Durante os anos de 2020 e 2021, as salas de aula se tornaram espaços dentro da casa de cada professor e aluno em razão da pandemia de Covid-19. Passado estes dois anos e mesmo com avanço da vacinação, o ensino segue de forma indefinida em Roraima.

Por falta de transporte, reforma ou precariedade, as aulas funcionaram de formas diferentes. Dezessete escolas iniciaram com ensino remoto, pois ainda precisavam de revitalização. Além disso, nas comunidades indígenas e nos municípios do interior, o governo adotou o formato híbrido entre presencial e remoto.

Atualmente, Ismael cursa o 2º ano e sente que “perdeu parte do ensino médio”. No entanto, ele pretende recuperar todo o conteúdo a tempo de fazer o Exame Nacional do Ensino Médio (Enem).

“Estaria mentindo se dissesse que funcionou de forma perfeita. Teve muitas problemáticas em vários quesitos. A dificuldade em focar, a matemática se torna mais difícil do que o comum e eu nem sabia quem eram os meus colegas de classe”, descreveu Ismael sobre a experiência com educação remota.

Escola Severino G. Gonçalves Cavalcante, onde Ismael estuda, está com placa de identificação apagada e muro sem pintura

Para o professor adjunto de Pedagogia da Universidade Federal de Roraima (UFRR) e especialista em Educação Especial, Rafael Vilas Boas Garcia, o ensino remoto cumpriu um papel emergencial. No entanto, sobre o aprendizado dos alunos, as pesquisas ainda têm mais questões do que respostas, pois estão em fase inicial.

“As evidências que temos até agora apontam maior sofrimento psicológico, como ansiedade, depressão, isolamento, baixa motivação, desistência de atividades e cursos. Também há a questão de dificuldade de acesso, pois a pandemia impactou na questão socioeconômico das famílias”, explicou o especialista.

Questionado sobre a atual situação do ensino, o governo de Roraima respondeu que o ano letivo “iniciou no dia 07 de fevereiro no formato de aulas 100% presencial, em toda a rede”. A informação, no entanto, contradiz o que o próprio Estado havia divulgado quando as aulas retornaram (veja abaixo). Além disso, as aulas voltariam no dia 07, mas foram adiadas para 09 de fevereiro.

Para tentar driblar a falta de acesso a celular, computador e internet, a Secretaria de Educação e Desporto (Seed) chegou a distribuir apostilas para os estudantes. No entanto, as reclamações de que a medida era insuficiente e de atrasos nas entregas foi constante durante os anos de 2020 e 2021.

‘Meu rendimento caiu’

Em Roraima, há ao menos 11 colégios militarizados, que são vendidos como padrão pelo governo

Para Sabrina Lohany Alves do Nascimento, estudante de 16 anos, o ensino remoto teve mais problemas que soluções. Ela afirma que teve mais tempo para fazer pesquisas, em contrapartida quase não tinha como tirar dúvidas.

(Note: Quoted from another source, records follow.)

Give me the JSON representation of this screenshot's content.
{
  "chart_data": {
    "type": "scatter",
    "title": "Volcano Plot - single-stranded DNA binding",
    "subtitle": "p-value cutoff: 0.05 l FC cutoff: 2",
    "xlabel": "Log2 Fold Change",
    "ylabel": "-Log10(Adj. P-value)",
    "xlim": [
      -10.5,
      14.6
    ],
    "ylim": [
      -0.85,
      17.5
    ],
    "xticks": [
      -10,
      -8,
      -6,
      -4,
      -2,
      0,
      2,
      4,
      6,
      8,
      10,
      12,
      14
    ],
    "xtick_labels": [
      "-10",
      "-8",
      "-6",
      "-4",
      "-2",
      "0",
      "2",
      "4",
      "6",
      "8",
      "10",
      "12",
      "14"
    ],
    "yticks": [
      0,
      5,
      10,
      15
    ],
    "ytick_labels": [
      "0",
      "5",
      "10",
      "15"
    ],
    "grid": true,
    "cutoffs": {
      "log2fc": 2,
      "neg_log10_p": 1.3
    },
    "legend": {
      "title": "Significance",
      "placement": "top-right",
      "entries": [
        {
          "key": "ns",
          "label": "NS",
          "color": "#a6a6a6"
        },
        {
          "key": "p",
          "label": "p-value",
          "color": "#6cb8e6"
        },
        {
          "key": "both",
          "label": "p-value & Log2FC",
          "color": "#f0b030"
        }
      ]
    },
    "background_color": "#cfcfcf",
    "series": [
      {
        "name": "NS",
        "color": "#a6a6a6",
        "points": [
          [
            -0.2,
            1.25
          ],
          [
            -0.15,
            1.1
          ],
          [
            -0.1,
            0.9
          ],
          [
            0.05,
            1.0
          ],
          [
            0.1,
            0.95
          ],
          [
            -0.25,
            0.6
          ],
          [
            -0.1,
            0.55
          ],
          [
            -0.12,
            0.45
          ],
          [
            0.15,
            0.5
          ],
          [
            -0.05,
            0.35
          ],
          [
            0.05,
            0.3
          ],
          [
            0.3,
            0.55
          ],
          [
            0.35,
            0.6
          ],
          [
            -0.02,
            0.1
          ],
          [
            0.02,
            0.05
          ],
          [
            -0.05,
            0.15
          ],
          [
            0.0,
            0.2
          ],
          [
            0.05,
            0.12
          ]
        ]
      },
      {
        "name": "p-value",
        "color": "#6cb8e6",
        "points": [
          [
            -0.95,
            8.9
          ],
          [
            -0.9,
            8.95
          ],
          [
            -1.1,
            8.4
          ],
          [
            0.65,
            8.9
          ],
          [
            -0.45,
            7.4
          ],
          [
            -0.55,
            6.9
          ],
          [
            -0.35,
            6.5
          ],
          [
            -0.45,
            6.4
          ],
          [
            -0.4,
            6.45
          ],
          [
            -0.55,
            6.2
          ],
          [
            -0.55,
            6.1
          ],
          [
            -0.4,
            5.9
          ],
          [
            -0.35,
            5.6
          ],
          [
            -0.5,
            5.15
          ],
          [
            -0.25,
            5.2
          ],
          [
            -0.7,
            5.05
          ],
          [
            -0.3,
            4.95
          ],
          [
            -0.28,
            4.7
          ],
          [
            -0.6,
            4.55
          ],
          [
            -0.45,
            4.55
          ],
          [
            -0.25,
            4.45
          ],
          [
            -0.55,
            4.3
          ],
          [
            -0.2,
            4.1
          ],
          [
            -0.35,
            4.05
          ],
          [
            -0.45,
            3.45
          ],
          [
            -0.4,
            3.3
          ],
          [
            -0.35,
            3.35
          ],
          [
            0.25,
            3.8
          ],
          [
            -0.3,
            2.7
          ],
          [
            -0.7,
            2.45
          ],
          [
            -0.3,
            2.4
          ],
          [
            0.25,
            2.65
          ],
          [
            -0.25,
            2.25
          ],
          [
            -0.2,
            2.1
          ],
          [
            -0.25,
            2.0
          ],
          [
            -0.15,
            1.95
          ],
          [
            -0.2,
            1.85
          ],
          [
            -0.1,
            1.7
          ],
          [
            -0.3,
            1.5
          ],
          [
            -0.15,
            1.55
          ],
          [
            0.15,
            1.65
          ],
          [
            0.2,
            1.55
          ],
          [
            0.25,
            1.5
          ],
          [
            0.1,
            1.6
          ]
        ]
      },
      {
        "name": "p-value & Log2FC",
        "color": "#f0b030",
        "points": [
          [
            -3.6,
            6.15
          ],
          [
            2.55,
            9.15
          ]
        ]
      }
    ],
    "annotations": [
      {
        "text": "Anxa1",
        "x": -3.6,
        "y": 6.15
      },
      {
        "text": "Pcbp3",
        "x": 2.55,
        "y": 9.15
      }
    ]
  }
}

Ela estudava no Colégio Militarizado Professora Maria de Lourdes Neves, unidade administrada pela Polícia Militar e vendida como padrão pelo governo desde a gestão da ex-governadora Suely Campos (Progressistas).

Conforme Sabrina, a facilidade em buscar por assuntos por conta própria dificultava porque o número de atividades aumentava. O que a deixava sobrecarregada e fez até mesmo seu desempenho piorar.

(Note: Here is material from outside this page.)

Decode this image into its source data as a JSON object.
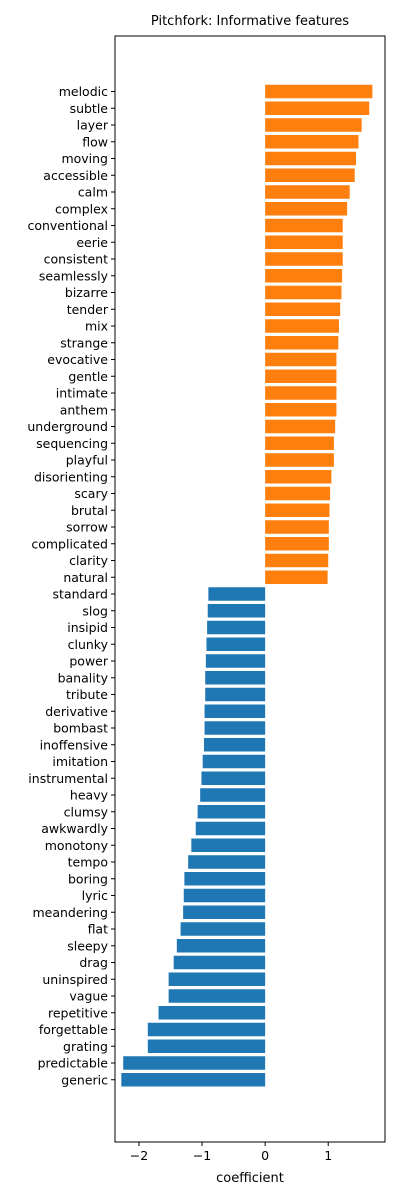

“Meu rendimento escolar no remoto caiu bastante, porque o conteúdo era muito ‘jogado’. Os professores passavam, e só alguns faziam a vídeo aula com a gente pra podermos tirar dúvidas, os demais nós tínhamos que fazermos tudo baseado no que eles enviavam”, afirmou Sabrina.

Em nota, a Seed afirmou que com a retomada das aulas presenciais, as escolas estão aplicando avaliações diagnósticas. “A partir dos resultados, as escolas poderão elaborar planejamentos direcionados à recomposição das aprendizagens, que ficaram prejudicadas em razão da pandemia”.

No entanto, o sentimento de acumulo de atividades e mais trabalho não foi sentido só por ela. O pedagogo Rafael Vilas Boas Garcia afirma que as pesquisas já sugerem que professores também trabalharam mais.

“A pandemia de Covid-19 causou essa mudança na estrutura educacional, que foi prejudicial para os alunos e para os professores. As pesquisas apontam que as maiores queixas na percepção dos professores indicam que houve aumento da jornada de trabalho dos professores durante o ensino remoto”, explicou o professor adjunto da UFRR.

Casa, trabalho, escola, lazer…

Não só a estrutura da educação mudou durante o isolamento social. As casas passaram a ser o espaço para todo tipo de atividade do trabalho ao lazer, bem como um local de cuidados para familiares que eventualmente ficassem doentes.

Dessa forma, o pedagogo apontou que isto também contribuiu para queda de rendimento. Ele explica que às vezes era impossível um aluno se manter concentrado, ou mesmo participar na aula enquanto toda a família estava em casa fazendo outras coisas.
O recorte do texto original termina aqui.